Le conflit armé a entraîné une baisse de la production nationale de blé. Or, parallèlement, des millions de personnes ont chuté dans la pauvreté, devenant donc encore plus dépendantes du pain dans leur régime alimentaire.

De nombreuses boulangeries ont été détruites, et des politiques discriminatoires exacerbent la pénurie de blé

Selon une étude publiée par l’Université Humboldt en 2020, la Syrie a perdu 943 000 hectares de terres cultivées entre 2010 et 2018, en raison des opérations militaires, du déplacement d’agriculteurs et d’ouvriers agricoles, et d’une mauvaise gestion des ressources par l’État. Certaines pertes de terres étaient dues à des frappes aériennes illégales menées par l’alliance militaire syro-russe, qui se sont intensifiées en 2015 et dans certaines semblent avoir constitué des crimes de guerre.

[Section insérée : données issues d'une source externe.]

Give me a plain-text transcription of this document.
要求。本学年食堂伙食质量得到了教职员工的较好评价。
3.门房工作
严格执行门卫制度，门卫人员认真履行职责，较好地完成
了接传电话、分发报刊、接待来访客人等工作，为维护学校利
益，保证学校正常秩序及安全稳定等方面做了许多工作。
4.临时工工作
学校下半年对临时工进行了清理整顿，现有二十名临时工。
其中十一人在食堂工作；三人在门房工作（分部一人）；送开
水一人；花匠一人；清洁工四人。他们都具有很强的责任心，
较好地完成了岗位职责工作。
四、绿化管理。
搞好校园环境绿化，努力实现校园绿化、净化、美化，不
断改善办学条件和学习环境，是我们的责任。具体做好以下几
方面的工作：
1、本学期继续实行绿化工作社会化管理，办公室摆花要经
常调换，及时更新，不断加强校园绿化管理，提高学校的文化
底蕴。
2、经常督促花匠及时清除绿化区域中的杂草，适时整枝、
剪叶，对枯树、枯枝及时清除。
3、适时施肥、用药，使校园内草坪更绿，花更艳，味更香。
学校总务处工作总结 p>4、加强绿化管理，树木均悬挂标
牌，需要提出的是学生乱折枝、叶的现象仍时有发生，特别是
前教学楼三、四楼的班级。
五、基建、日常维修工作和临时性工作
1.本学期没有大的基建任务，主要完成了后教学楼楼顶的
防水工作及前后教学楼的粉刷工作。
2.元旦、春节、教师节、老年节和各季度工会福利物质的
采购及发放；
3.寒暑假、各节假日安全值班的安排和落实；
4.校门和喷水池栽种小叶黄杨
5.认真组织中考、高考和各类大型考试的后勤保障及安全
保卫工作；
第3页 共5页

Le 24 février, les médias ont rapporté que la Turquie livrerait plusieurs centaines de tonnes de blé à la Syrie, apparemment dans le cadre d’un accord négocié par la Russie. Le 26 février, des organes de presse affiliés au gouvernement ont indiqué que du blé était importé de Russie, dans le cadre d’un accord pour un total d’un million de tonnes de blé, bien aucune source officielle n’a confirmé ces informations.

En février, selon le Programme alimentaire mondial (PAM), au moins 12,4 millions de Syriens se trouvaient en situation d’insécurité alimentaire, soit la majorité de la population estimée à environ 16 millions de personnes. Il s’agit d’une hausse alarmante de 3,1 millions de personnes en situation d’insécurité alimentaire, en un an. L’Organisation des Nations Unies pour l’alimentation et l’agriculture (FAO) et le PAM estiment que 46 % des familles syriennes ont réduit leurs rations alimentaires quotidiennes, et que 38 % des adultes ont réduit leur consommation pour s’assurer que leurs enfants aient suffisamment à manger.

Les résidents ont également décrit une manière discriminatoire de distribuer le pain. Dans certaines régions, il y a des queues séparées  pour le personnel militaire et les forces de sécurité (haute priorité), les résidents (priorité moyenne) et les personnes déplacées (basse priorité). En outre, selon l’Institut Newsline, les services de sécurité syriens interfèrent parfois dans la distribution du pain et du blé, par exemple en confisquant du pain afin de le revendre illégalement sur le marché noir.

De nombreuses boulangeries ont été détruites ou rendues inopérantes lors du conflit en Syrie, mais leur nombre exact est difficile à déterminer.

En vertu du droit international des droits humains, chaque personne devrait bénéficier du droit à une alimentation suffisante.

Le gouvernement syrien a l’obligation de réviser les limites de la quantité de pain subventionné que les familles peuvent obtenir afin de ne pas avoir faim et de fournir un soutien supplémentaire aux familles qui n’ont pas les moyens d’acheter des aliments de base, a déclaré Human Rights Watch.

Les pays concernés, y compris les pays donateurs, l’ONU et les agences humanitaires devraient demander que ceux qui sont responsables de la destruction des boulangeries et des terres agricoles viables soient tenus pour responsables, et que la distribution d’aide alimentaire soit effectuée de manière non discriminatoire.